Michigan is well-positioned to maintain its role as a global leader in Pathology Informatics, with an unusually large academic appointment of three full-time faculty, who are NIH funded and provide more than 40 invited lectures per year, at the national and international levels. In addition, Michigan Pathology’s Division of Informatics is fortunate to have its own team serving all areas of Information Technology stewardship, including desktop support, development and maintenance of computational research pipelines, operation of all aspects of the department’s laboratory information system, as well as the stewardship of a Petascale data center, in support of its own computational research activities.
Summit Director, Dr.
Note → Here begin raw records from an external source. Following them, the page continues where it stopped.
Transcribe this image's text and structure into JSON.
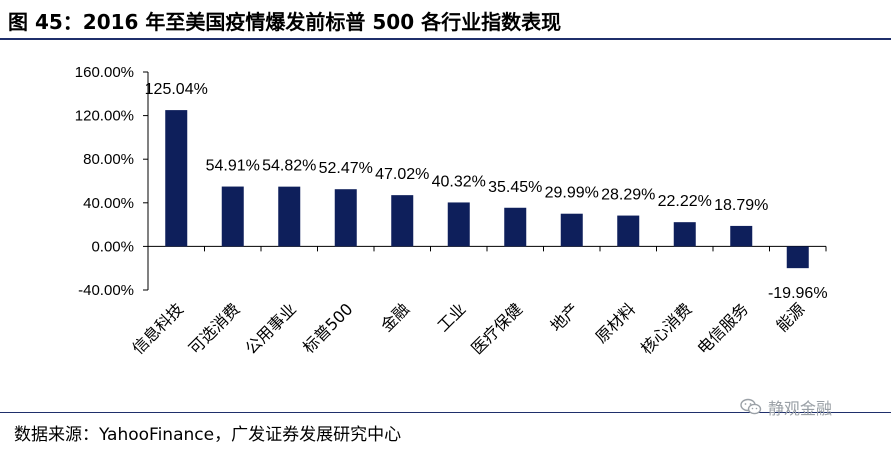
{
  "figure": {
    "title": "图 45：2016 年至美国疫情爆发前标普 500 各行业指数表现",
    "source": "数据来源：YahooFinance，广发证券发展研究中心",
    "watermark": "静观金融"
  },
  "colors": {
    "bar": "#0e1f5b",
    "rule": "#1f2f6b"
  },
  "chart_data": {
    "type": "bar",
    "categories": [
      "信息科技",
      "可选消费",
      "公用事业",
      "标普500",
      "金融",
      "工业",
      "医疗保健",
      "地产",
      "原材料",
      "核心消费",
      "电信服务",
      "能源"
    ],
    "values": [
      125.04,
      54.91,
      54.82,
      52.47,
      47.02,
      40.32,
      35.45,
      29.99,
      28.29,
      22.22,
      18.79,
      -19.96
    ],
    "data_labels": [
      "125.04%",
      "54.91%",
      "54.82%",
      "52.47%",
      "47.02%",
      "40.32%",
      "35.45%",
      "29.99%",
      "28.29%",
      "22.22%",
      "18.79%",
      "-19.96%"
    ],
    "y_ticks": [
      "160.00%",
      "120.00%",
      "80.00%",
      "40.00%",
      "0.00%",
      "-40.00%"
    ],
    "y_tick_values": [
      160,
      120,
      80,
      40,
      0,
      -40
    ],
    "ylim": [
      -40,
      160
    ],
    "title": "",
    "xlabel": "",
    "ylabel": "",
    "grid": false,
    "legend": false
  }
}
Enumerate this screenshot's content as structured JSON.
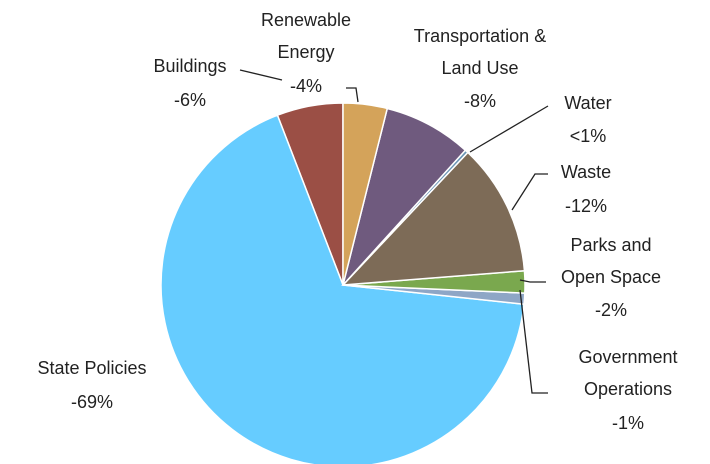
{
  "chart_data": {
    "type": "pie",
    "categories": [
      "Renewable Energy",
      "Transportation & Land Use",
      "Water",
      "Waste",
      "Parks and Open Space",
      "Government Operations",
      "State Policies",
      "Buildings"
    ],
    "values": [
      -4,
      -8,
      -0.3,
      -12,
      -2,
      -1,
      -69,
      -6
    ],
    "value_labels": [
      "-4%",
      "-8%",
      "<1%",
      "-12%",
      "-2%",
      "-1%",
      "-69%",
      "-6%"
    ],
    "colors": [
      "#d4a35a",
      "#6f5a7e",
      "#6b95b5",
      "#7d6b57",
      "#7aa84e",
      "#8ea6c6",
      "#66ccff",
      "#9b4f45"
    ]
  }
}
Ul Balis, commented that Pathology Informatics as a field is entering what could only be called a new Renaissance period, where new diagnostic and prognostic insights can be extracted via the cogent use of new machine learning and image classification / deep learning tools – tools that will be transformative to new approaches that will ultimately yield troves of medically actionable data that are currently locked away deep within the lab results currently reported by contemporary conventional analytical methods.
How will pathologists work in the future? How will the workflow of generating diagnoses evolve? How will the use of microscopy transform into a digital workflow model? The 2018 Pathology Informatics Summit was an exceptional place to stay abreast of these questions and this dynamic field, in all its many exciting variations. The future is now. The Summit provided those seeking illumination, inspiration, and collaboration a great opportunity to not only glimpse but help shape the future. May 21-24, Pittsburgh.